Can virtual nature help keep astronauts sane in space?

[If presence can produce even a subset of the benefits of nonmediated nature it could be immensely valuable in space travel and other contexts, as described in this story from Popular Science (which includes the mentioned video); more information is in a Dartmouth press release and see a related story from 2014 in ISPR Presence News. –Matthew]

Virtual Wembury screenshot

[Image: Screengrab from Virtual Wembury. Virtual simulation of a seaside village in the UK. It’s almost like the real thing.]

Can Virtual Reality Help Keep Astronauts Sane In Space?

Scientists are sending Oculus Rift headsets deep into the Arctic to find out

By Sarah Fecht
Posted January 4, 2016

Nature is good for us. Scientists are still working out the technical details, but so far evidence indicates that seeing sunlight, trees, and other green stuff helps your mental health.

Unfortunately, there aren’t a lot of forests in space, and that sucks for the future astronauts we’ll send to Mars and back. They’ll spend about two years cooped up in a spacecraft with no option to stroll through a meadow or feel the sunshine on their skin, and that could wear on their psychological states.

Former astronaut Jay Buckey wants to see if virtual reality can help. The Dartmouth physician and his team have sent Oculus Rift headsets deep into the Arctic to test whether exposure to nature through virtual reality can help improve mood and stress levels.

When it comes to deep space exploration, “The more tools you can give people to maintain a good psychological state, the more successful the mission is likely to be,” Buckey tells Popular Science.

His team has sent the virtual reality headsets to a military station in Alert, Canada. Located 500 miles from the North Pole, Canadian Forces Station Alert is the northernmost permanently inhabited place in the world.

“People who live in this Alert station, they do well but it’s dark all the time and it’s very cold outside,” says Buckey. “So it’s a small group of people living in a confined space all the time. It’s not like you can go out for a walk in the woods.”

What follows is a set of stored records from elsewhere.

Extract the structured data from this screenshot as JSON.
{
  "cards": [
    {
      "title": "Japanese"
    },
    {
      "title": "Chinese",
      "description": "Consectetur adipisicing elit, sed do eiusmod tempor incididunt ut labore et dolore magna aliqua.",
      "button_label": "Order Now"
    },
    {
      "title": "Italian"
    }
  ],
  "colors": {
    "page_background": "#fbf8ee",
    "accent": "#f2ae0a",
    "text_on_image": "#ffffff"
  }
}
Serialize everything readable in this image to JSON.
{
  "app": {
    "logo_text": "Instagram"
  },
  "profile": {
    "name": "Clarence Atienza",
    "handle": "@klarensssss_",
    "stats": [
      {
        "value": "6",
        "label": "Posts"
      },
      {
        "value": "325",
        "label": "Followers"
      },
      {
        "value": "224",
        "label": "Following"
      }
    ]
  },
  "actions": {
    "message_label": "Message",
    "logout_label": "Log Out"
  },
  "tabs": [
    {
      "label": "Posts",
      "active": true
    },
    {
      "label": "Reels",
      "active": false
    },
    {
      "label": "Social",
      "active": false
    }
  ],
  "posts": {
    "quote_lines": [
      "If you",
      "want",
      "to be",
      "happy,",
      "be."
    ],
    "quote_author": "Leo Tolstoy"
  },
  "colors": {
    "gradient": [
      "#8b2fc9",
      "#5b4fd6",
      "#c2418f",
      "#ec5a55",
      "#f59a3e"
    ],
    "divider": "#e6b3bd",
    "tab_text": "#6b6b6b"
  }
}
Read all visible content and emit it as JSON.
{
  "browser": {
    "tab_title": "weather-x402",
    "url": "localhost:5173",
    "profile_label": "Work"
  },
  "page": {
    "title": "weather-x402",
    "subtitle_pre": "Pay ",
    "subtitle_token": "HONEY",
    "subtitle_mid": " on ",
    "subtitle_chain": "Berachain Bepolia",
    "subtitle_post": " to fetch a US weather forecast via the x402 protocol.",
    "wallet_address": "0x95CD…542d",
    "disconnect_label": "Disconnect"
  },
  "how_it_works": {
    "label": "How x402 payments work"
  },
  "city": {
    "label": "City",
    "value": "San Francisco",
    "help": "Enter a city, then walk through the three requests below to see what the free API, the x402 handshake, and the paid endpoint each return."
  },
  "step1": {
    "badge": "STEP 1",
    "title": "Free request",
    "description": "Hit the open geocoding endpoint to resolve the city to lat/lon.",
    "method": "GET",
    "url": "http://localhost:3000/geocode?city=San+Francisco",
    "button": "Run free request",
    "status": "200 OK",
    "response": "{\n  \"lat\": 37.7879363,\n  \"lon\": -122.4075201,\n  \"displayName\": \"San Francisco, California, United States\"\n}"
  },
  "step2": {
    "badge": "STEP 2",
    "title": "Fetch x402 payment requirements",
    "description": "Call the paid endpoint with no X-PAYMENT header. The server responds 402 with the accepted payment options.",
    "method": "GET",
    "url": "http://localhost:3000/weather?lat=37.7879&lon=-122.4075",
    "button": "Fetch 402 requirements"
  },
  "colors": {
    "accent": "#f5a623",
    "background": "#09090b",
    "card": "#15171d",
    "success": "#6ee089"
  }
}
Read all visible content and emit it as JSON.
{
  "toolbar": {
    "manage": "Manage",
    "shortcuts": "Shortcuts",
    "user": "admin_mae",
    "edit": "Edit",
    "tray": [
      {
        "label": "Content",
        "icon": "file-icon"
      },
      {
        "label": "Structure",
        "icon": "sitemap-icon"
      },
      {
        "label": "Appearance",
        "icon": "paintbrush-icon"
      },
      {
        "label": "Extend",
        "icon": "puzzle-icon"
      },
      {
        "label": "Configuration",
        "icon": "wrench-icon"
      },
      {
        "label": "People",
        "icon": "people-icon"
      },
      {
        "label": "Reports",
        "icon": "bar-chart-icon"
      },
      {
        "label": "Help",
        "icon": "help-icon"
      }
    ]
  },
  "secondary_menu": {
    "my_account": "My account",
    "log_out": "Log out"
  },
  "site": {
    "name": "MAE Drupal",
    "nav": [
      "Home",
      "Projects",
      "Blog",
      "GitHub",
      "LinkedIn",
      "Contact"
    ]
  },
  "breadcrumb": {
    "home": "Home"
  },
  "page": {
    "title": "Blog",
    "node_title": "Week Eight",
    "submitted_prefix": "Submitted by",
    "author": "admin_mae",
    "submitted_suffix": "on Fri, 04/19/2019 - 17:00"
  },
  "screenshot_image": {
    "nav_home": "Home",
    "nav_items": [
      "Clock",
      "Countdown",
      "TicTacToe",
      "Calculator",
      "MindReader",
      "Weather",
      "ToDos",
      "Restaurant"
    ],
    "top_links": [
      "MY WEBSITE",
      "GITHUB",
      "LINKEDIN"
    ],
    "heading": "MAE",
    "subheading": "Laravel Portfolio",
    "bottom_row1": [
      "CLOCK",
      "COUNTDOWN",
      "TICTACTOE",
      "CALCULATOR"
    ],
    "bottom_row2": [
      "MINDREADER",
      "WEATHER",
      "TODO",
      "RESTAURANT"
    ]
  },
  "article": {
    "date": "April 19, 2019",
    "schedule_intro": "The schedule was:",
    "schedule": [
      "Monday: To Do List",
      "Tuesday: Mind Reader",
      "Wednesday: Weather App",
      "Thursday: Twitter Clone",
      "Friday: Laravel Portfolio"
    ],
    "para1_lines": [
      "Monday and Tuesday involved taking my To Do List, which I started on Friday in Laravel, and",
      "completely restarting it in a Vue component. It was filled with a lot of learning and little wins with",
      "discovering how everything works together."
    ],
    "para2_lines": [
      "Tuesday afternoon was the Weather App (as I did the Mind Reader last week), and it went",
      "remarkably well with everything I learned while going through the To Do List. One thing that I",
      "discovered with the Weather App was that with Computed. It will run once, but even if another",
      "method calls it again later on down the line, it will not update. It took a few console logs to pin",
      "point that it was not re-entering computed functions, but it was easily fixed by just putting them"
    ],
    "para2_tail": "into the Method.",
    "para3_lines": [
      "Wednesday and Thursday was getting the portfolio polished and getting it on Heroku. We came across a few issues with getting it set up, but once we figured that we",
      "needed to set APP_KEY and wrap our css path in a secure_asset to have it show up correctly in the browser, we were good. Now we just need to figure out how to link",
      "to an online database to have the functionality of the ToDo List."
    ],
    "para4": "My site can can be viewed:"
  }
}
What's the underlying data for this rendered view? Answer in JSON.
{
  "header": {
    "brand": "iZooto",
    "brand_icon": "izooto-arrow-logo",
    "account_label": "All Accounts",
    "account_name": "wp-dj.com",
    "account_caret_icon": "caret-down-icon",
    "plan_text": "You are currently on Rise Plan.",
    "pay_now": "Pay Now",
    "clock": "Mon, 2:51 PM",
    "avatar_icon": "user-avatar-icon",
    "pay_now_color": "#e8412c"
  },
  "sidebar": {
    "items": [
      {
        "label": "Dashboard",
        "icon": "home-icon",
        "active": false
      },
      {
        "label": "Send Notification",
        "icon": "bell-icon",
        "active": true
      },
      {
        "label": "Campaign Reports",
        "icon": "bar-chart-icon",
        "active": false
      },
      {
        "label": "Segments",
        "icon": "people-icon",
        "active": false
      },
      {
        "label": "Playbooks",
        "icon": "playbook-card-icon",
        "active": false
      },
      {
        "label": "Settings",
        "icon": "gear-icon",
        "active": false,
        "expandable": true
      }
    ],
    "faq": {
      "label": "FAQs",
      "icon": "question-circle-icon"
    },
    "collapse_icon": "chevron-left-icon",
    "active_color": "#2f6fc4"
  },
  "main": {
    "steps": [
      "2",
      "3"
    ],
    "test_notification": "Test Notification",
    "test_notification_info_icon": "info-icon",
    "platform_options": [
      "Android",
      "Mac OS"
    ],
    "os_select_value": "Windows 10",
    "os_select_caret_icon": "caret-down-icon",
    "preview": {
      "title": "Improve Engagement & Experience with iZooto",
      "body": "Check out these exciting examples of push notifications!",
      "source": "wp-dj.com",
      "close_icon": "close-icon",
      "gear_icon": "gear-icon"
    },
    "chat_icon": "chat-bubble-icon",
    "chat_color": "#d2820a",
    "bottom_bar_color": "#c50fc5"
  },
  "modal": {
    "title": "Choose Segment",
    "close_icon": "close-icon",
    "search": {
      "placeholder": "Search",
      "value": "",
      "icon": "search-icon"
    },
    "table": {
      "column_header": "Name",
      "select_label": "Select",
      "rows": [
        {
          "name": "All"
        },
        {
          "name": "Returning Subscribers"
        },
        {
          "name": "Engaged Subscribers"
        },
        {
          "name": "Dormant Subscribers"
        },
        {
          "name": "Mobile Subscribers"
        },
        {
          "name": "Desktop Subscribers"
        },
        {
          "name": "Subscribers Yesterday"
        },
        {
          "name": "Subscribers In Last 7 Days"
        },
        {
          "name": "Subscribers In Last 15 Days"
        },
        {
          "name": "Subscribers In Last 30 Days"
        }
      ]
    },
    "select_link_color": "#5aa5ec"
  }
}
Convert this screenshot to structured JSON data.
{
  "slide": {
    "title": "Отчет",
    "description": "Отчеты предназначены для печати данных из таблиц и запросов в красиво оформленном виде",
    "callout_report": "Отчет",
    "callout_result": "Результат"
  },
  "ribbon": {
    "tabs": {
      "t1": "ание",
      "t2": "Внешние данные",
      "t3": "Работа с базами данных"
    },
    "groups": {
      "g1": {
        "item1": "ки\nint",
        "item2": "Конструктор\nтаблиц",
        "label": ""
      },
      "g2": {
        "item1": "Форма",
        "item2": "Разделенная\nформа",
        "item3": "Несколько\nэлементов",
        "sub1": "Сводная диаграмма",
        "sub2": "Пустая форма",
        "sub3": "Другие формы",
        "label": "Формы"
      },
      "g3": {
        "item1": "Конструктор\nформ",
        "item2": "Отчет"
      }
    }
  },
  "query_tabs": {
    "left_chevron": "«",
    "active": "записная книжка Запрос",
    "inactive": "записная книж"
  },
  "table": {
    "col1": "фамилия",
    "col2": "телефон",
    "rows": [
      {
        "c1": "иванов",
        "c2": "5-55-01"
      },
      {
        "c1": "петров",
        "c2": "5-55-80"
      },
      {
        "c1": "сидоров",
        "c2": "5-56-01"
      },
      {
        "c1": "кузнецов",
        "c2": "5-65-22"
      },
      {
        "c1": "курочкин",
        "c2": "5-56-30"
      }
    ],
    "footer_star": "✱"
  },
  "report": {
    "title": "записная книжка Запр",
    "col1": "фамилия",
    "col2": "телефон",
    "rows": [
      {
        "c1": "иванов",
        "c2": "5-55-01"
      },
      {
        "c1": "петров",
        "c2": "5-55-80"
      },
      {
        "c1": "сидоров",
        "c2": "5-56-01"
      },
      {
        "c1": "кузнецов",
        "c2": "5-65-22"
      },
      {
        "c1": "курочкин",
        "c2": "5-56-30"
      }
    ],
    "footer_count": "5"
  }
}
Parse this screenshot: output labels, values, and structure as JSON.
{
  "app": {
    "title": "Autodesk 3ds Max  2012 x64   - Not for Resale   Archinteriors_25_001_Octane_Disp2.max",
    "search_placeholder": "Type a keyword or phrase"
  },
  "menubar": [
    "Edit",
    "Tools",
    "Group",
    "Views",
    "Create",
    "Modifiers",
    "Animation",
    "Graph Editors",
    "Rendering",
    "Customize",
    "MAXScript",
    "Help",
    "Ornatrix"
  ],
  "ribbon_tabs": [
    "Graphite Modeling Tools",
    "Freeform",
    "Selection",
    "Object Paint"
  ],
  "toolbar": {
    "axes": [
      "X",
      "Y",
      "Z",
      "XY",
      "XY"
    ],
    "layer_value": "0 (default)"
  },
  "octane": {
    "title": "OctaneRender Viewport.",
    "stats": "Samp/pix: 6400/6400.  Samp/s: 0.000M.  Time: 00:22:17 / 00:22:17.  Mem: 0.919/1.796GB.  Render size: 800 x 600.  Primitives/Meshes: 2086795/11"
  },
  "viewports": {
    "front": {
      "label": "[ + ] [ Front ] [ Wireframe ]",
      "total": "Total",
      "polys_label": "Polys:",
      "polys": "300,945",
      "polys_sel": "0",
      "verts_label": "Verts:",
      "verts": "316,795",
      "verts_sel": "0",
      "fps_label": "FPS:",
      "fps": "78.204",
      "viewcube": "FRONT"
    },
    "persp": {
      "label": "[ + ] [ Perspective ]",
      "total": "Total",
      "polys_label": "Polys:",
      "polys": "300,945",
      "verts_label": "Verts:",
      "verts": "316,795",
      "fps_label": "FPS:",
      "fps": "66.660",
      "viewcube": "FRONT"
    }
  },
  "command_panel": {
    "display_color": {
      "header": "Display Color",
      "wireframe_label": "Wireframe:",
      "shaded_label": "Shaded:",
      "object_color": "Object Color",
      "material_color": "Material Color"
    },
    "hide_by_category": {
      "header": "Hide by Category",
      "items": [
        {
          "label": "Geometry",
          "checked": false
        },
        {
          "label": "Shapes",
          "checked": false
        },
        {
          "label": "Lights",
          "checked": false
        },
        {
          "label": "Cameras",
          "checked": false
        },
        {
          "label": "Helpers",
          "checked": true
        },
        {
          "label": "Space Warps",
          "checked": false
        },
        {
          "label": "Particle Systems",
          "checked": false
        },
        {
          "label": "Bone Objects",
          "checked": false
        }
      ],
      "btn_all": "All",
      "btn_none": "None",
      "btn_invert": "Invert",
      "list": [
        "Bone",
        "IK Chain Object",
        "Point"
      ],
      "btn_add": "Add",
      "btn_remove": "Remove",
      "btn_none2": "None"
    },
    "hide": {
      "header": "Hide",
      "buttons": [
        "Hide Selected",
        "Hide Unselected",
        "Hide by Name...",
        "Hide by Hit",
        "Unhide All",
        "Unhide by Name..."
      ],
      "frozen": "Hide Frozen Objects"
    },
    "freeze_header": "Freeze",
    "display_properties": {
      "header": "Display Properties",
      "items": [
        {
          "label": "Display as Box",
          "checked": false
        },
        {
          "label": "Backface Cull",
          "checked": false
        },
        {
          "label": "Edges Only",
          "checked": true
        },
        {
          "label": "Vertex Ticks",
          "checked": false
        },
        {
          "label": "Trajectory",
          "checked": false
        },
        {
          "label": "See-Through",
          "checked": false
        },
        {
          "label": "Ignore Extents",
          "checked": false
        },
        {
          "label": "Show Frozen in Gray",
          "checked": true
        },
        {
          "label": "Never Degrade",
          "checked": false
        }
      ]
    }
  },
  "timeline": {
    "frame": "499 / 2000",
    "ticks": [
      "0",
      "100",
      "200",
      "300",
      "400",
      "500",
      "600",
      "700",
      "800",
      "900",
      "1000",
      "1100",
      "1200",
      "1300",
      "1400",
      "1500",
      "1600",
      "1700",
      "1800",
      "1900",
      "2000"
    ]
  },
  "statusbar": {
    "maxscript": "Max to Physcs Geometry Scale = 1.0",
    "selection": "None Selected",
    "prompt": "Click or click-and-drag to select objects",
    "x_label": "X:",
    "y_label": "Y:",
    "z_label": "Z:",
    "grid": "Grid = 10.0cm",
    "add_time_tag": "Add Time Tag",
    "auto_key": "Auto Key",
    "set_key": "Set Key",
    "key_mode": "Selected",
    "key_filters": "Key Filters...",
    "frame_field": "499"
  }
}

With the arrival of the Oculus Rift headsets, the Alert inhabitants will have the option to explore two categories of virtual scenarios. The first category includes a 360-degree view of a filmed environment–for example a spot on a beach, or a view of the mountains of New Hampshire or the Irish countryside. The views are photographical, so they look highly realistic, but viewers can only see the environment from one spot.

By contrast, viewers can actually move through the second scenario, “Virtual Wembury.” This is a simulation of a lovely seaside town in the UK, and though it’s computer-generated, users can navigate through it and explore. Take a tour [via the 3:57 minute interactive video] here.

Buckey’s team is interested in seeing which type of environment users prefer, and how that affects the user’s mood and stress. The experiment will last until March.

If the tech works, the team hopes to eventually test these virtual green spaces on the International Space Station as well.

But you don’t have to be an astronaut to appreciate the potential benefits of virtual greenery, if they exist. Virtual Wembury is part of an ongoing experiment to see if virtual scenes of nature can help facilitate recovery patients in a UK Intensive Care Unit.

Buckey suggests the simulations could also provide useful to the elderly or people who are limited in mobility…and maybe even for the rest of us who can’t seem to get away from the computer long enough to step into nature.